My spleen came back from pathology, fully involved with Hodgkin’s.  My staging changed from stage 1 to stage 3b (which meant there were symptoms with the staging.  The full diagnosis, staging, labeling, was “Hodgkin’s Disease, 3bNS”.  The NS stood for “nodular sclerosing” which is one of the types of Hodgkin’s classifying its aggressiveness, determining treatment options.

There was one thing I had to get through in the immediate moment however, THE PAIN!!!!!!  I had never had a major surgery like this before.  And now having been cut from my chest, just below my belly button, my insides torn apart to allow the biopsies, the pain was unimaginable.

As I continue through this anniversary journey, my memories are quite clear of what happened and how.

And though I am glad this scar is just that, a memory, it is still there to remind me of where I came from, and a reminder to all the new patients dealing with this diagnosis today of the progress that has been made.

And just as my body has healed from that surgery back 30 years ago, I am routing for the Eagles to be passed their memory of the Fog Bowl, and have my fingers crossed for a victory today to avenge that loss 30 years ago.

Merry Christmas To All


 

I do not recall in any kind of detail, the thoughts that went through my mind thirty years ago.  My fiance was insisting in my going to Christmas Eve service that evening in spite of me wanting to have anything to do with God at all.  I felt that my minister had spurned me, because he was too busy (of course he was, it was the Christmas season).  But I was really angry.  I had everything going for me.  I was getting married in five months.  And instead, I was facing something that had the possibility of killing me.

I did attend services that evening, candlelight.  Admittedly, it is one of the more beautiful services to attend.  But as the night wore on, my anger turned to tears, as best as I could to hide them from everyone around me.  No one else had known yet was I was dealing with.  But I found myself finally, perhaps not as tough as I thought I was, scared even.

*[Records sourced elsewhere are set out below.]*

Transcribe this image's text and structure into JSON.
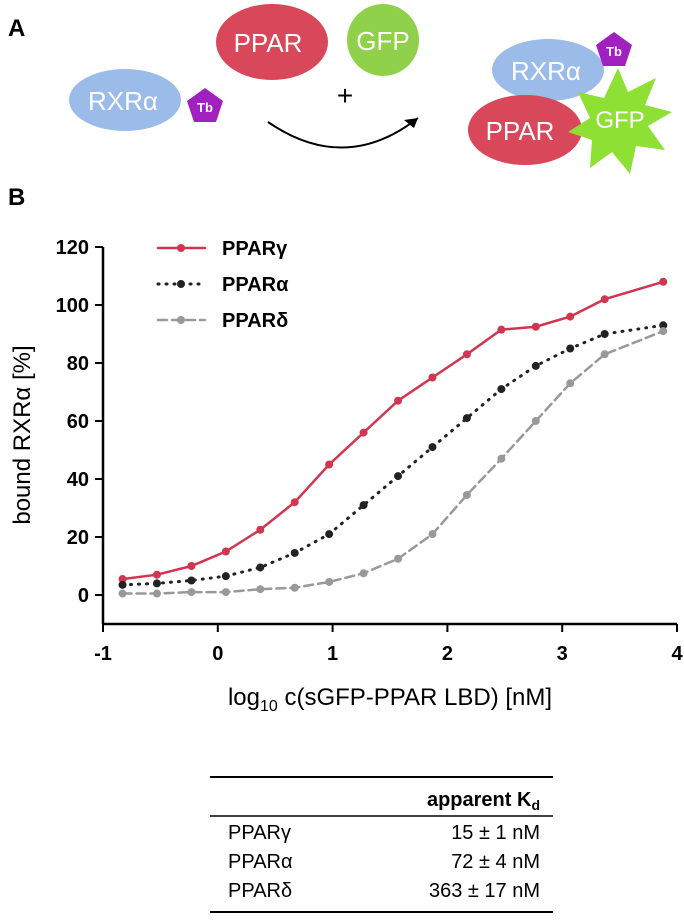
{
  "panels": {
    "a": "A",
    "b": "B"
  },
  "diagram": {
    "left_rxr": "RXRα",
    "left_tb": "Tb",
    "ppar": "PPAR",
    "gfp": "GFP",
    "plus": "+",
    "right_rxr": "RXRα",
    "right_tb": "Tb",
    "right_ppar": "PPAR",
    "right_gfp": "GFP"
  },
  "chart_data": {
    "type": "line",
    "y_label": "bound RXRα [%]",
    "x_label": {
      "main": "log",
      "sub": "10",
      "rest": " c(sGFP-PPAR LBD) [nM]"
    },
    "x": [
      -0.83,
      -0.53,
      -0.23,
      0.07,
      0.37,
      0.67,
      0.97,
      1.27,
      1.57,
      1.87,
      2.17,
      2.47,
      2.77,
      3.07,
      3.37,
      3.88
    ],
    "series": [
      {
        "name": "PPARγ",
        "color": "#d0364f",
        "dash": "solid",
        "values": [
          5.5,
          7,
          10,
          15,
          22.5,
          32,
          45,
          56,
          67,
          75,
          83,
          91.5,
          92.5,
          96,
          102,
          108
        ]
      },
      {
        "name": "PPARα",
        "color": "#222222",
        "dash": "dotted",
        "values": [
          3.5,
          4,
          5,
          6.5,
          9.5,
          14.5,
          21,
          31,
          41,
          51,
          61,
          71,
          79,
          85,
          90,
          93
        ]
      },
      {
        "name": "PPARδ",
        "color": "#999999",
        "dash": "dashed",
        "values": [
          0.5,
          0.5,
          1,
          1,
          2,
          2.5,
          4.5,
          7.5,
          12.5,
          21,
          34.5,
          47,
          60,
          73,
          83,
          91
        ]
      }
    ],
    "xlim": [
      -1,
      4
    ],
    "xticks": [
      -1,
      0,
      1,
      2,
      3,
      4
    ],
    "ylim": [
      -10,
      120
    ],
    "yticks": [
      0,
      20,
      40,
      60,
      80,
      100,
      120
    ],
    "legend": "upper-left"
  },
  "table": {
    "header": {
      "text": "apparent K",
      "subscript": "d"
    },
    "rows": [
      [
        "PPARγ",
        "15 ± 1 nM"
      ],
      [
        "PPARα",
        "72 ± 4 nM"
      ],
      [
        "PPARδ",
        "363 ± 17 nM"
      ]
    ]
  }
}
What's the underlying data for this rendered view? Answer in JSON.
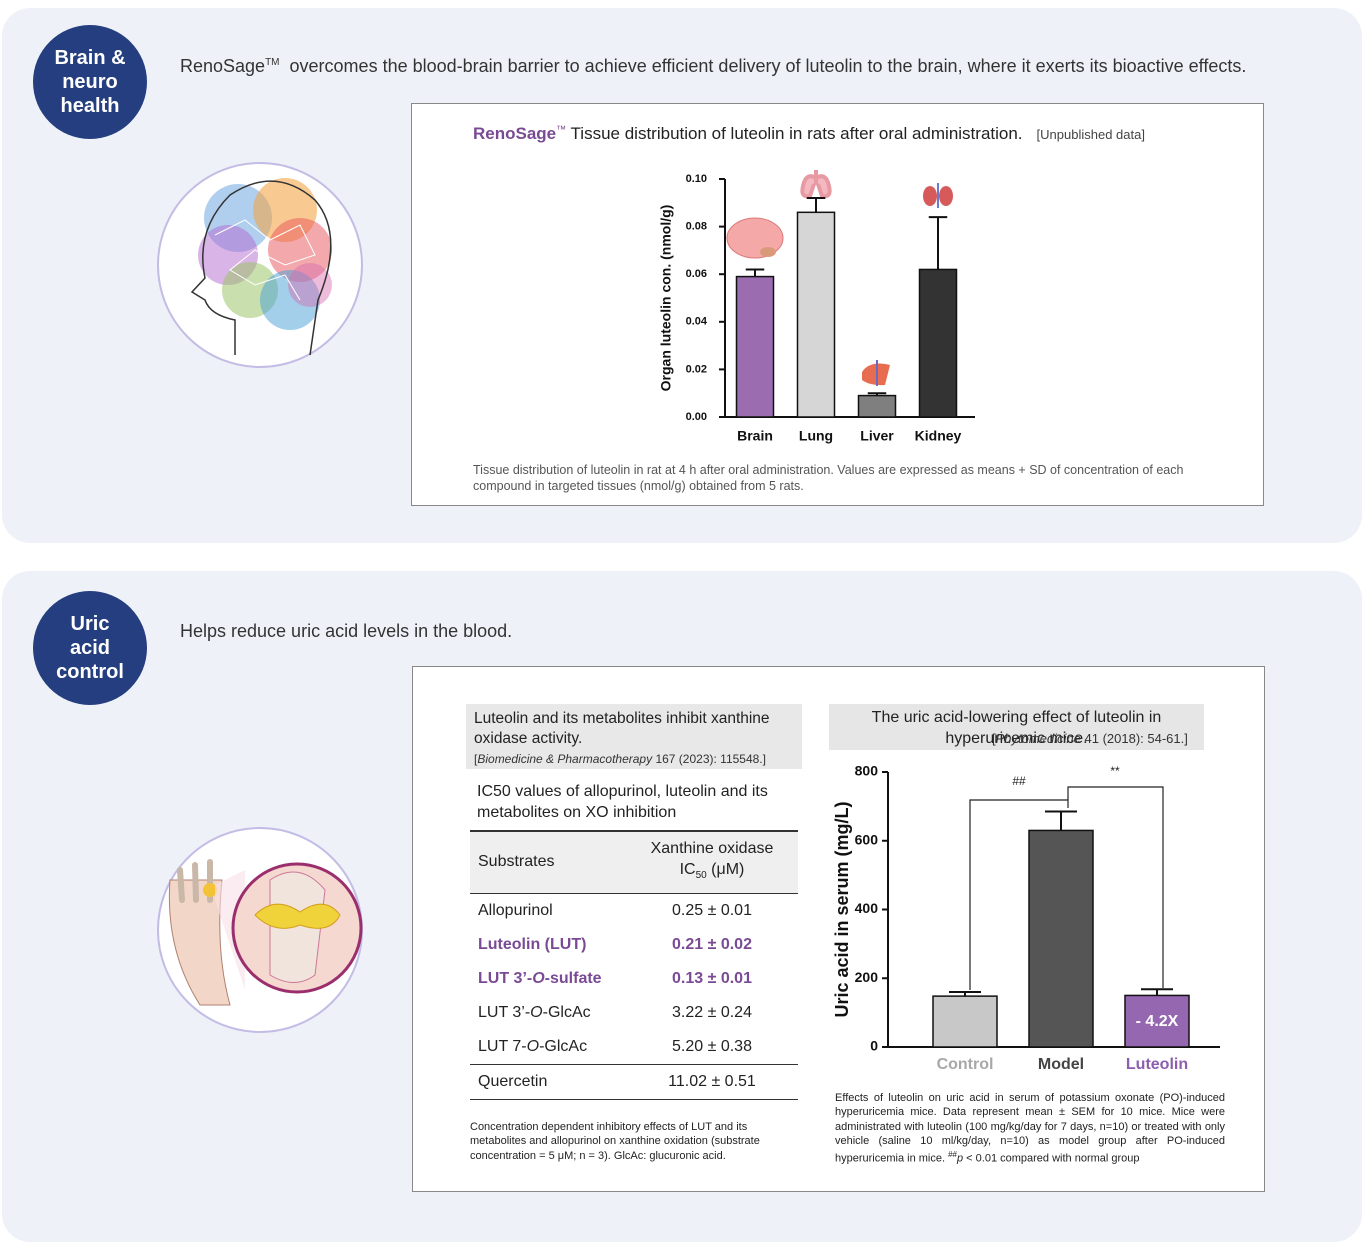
{
  "sections": [
    {
      "badge": [
        "Brain &",
        "neuro",
        "health"
      ],
      "intro": [
        "RenoSage",
        "TM",
        "  overcomes the blood-brain barrier to achieve efficient delivery of luteolin to the brain, where it exerts its bioactive effects."
      ]
    },
    {
      "badge": [
        "Uric",
        "acid",
        "control"
      ],
      "intro": [
        "Helps reduce uric acid levels in the blood."
      ]
    }
  ],
  "table": {
    "title": "Luteolin and its metabolites inhibit xanthine oxidase activity.",
    "citation": [
      "[",
      "Biomedicine & Pharmacotherapy",
      " 167 (2023): 115548.]"
    ],
    "subtitle": "IC50 values of allopurinol, luteolin and its metabolites on XO inhibition",
    "header": {
      "substrate": "Substrates",
      "ic50": [
        "Xanthine oxidase",
        "IC",
        "50",
        " (μM)"
      ]
    },
    "rows": [
      {
        "substrate": [
          "Allopurinol"
        ],
        "ic50": "0.25 ± 0.01",
        "highlight": false
      },
      {
        "substrate": [
          "Luteolin (LUT)"
        ],
        "ic50": "0.21 ± 0.02",
        "highlight": true
      },
      {
        "substrate": [
          "LUT 3’-",
          "O",
          "-sulfate"
        ],
        "ic50": "0.13 ± 0.01",
        "highlight": true
      },
      {
        "substrate": [
          "LUT 3’-",
          "O",
          "-GlcAc"
        ],
        "ic50": "3.22 ± 0.24",
        "highlight": false
      },
      {
        "substrate": [
          "LUT 7-",
          "O",
          "-GlcAc"
        ],
        "ic50": "5.20 ± 0.38",
        "highlight": false
      },
      {
        "substrate": [
          "Quercetin"
        ],
        "ic50": "11.02 ± 0.51",
        "highlight": false
      }
    ],
    "caption": "Concentration dependent inhibitory effects of LUT and its metabolites and allopurinol on xanthine oxidation (substrate concentration = 5 μM; n = 3). GlcAc: glucuronic acid."
  },
  "chart_data": [
    {
      "type": "bar",
      "title": [
        "RenoSage",
        "™",
        " Tissue distribution of luteolin in rats after oral administration."
      ],
      "note": "[Unpublished data]",
      "ylabel": "Organ luteolin con. (nmol/g)",
      "categories": [
        "Brain",
        "Lung",
        "Liver",
        "Kidney"
      ],
      "values": [
        0.059,
        0.086,
        0.009,
        0.062
      ],
      "errors": [
        0.003,
        0.006,
        0.001,
        0.022
      ],
      "colors": [
        "#9b6cb0",
        "#d6d6d6",
        "#7f7f7f",
        "#333333"
      ],
      "ylim": [
        0,
        0.1
      ],
      "yticks": [
        {
          "value": 0,
          "label": "0.00"
        },
        {
          "value": 0.02,
          "label": "0.02"
        },
        {
          "value": 0.04,
          "label": "0.04"
        },
        {
          "value": 0.06,
          "label": "0.06"
        },
        {
          "value": 0.08,
          "label": "0.08"
        },
        {
          "value": 0.1,
          "label": "0.10"
        }
      ],
      "caption": "Tissue distribution of luteolin in rat at 4 h after oral administration. Values are expressed as means + SD of concentration of each compound in targeted tissues (nmol/g) obtained from 5 rats."
    },
    {
      "type": "bar",
      "title": "The uric acid-lowering effect of luteolin in hyperuricemic mice.",
      "citation": [
        "[",
        "Phytomedicine",
        " 41 (2018): 54-61.]"
      ],
      "ylabel": "Uric acid in serum (mg/L)",
      "categories": [
        "Control",
        "Model",
        "Luteolin"
      ],
      "values": [
        148,
        630,
        150
      ],
      "errors": [
        12,
        55,
        18
      ],
      "colors": [
        "#c8c8c8",
        "#555555",
        "#9467b0"
      ],
      "label_colors": [
        "#a8a8a8",
        "#444444",
        "#8c5fae"
      ],
      "ylim": [
        0,
        800
      ],
      "yticks": [
        0,
        200,
        400,
        600,
        800
      ],
      "annotations": [
        "##",
        "**",
        "- 4.2X"
      ],
      "caption": [
        "Effects of luteolin on uric acid in serum of potassium oxonate (PO)-induced hyperuricemia mice. Data represent mean ± SEM for 10 mice. Mice were administrated with luteolin (100 mg/kg/day for 7 days, n=10) or treated with only vehicle (saline 10 ml/kg/day, n=10) as model group after PO-induced hyperuricemia in mice. ",
        "##",
        "p",
        " < 0.01 compared with normal group"
      ]
    }
  ]
}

Over the decades, I have gotten to enjoy so many more Christmas holidays.  And none could be more meaningful than those celebrated with my two daughters.

However, just as I experienced thirty years ago, the holidays are not always so joyous because for one reason or another someone may not be able to be with us, or perhaps is no longer with us.  Soldiers protecting us overseas or stationed somewhere other than close to home.  Distance apart from loved ones.  Tragedies.

I miss so many at this time of year, family and friends.  Perhaps none so more deeply than my daughters and my father.  While I will get to see my children during the holiday, it was Christmas-time that I saw the side of my father that I never got to see as a child, though in the role of “pappy.”  Not caring for the holiday at all because of what happened to my stepmother, he went out of his way, above and beyond to make sure his house was ready for when my daughters came to visit.  Finally at an age where they can understand what had happened, back then, all they saw was a joyful “pappy” and were all to willing to play with all the interactive  decorations that he put on display, knowing he would play with them.

I do miss my dad, especially right now.  I miss being with my children.  And I definitely miss that interaction between the three of them.  And I know I am not alone in having feelings like this, which I know can make this time of year very difficult for so many.

But I truly hope, that somehow, you can find a way, make a pleasant memory of this holiday.

To everyone reading this, I wish you a very Merry Christmas (and happy holidays to those who do not celebrate Christmas but rather celebrate the holiday season in other ways).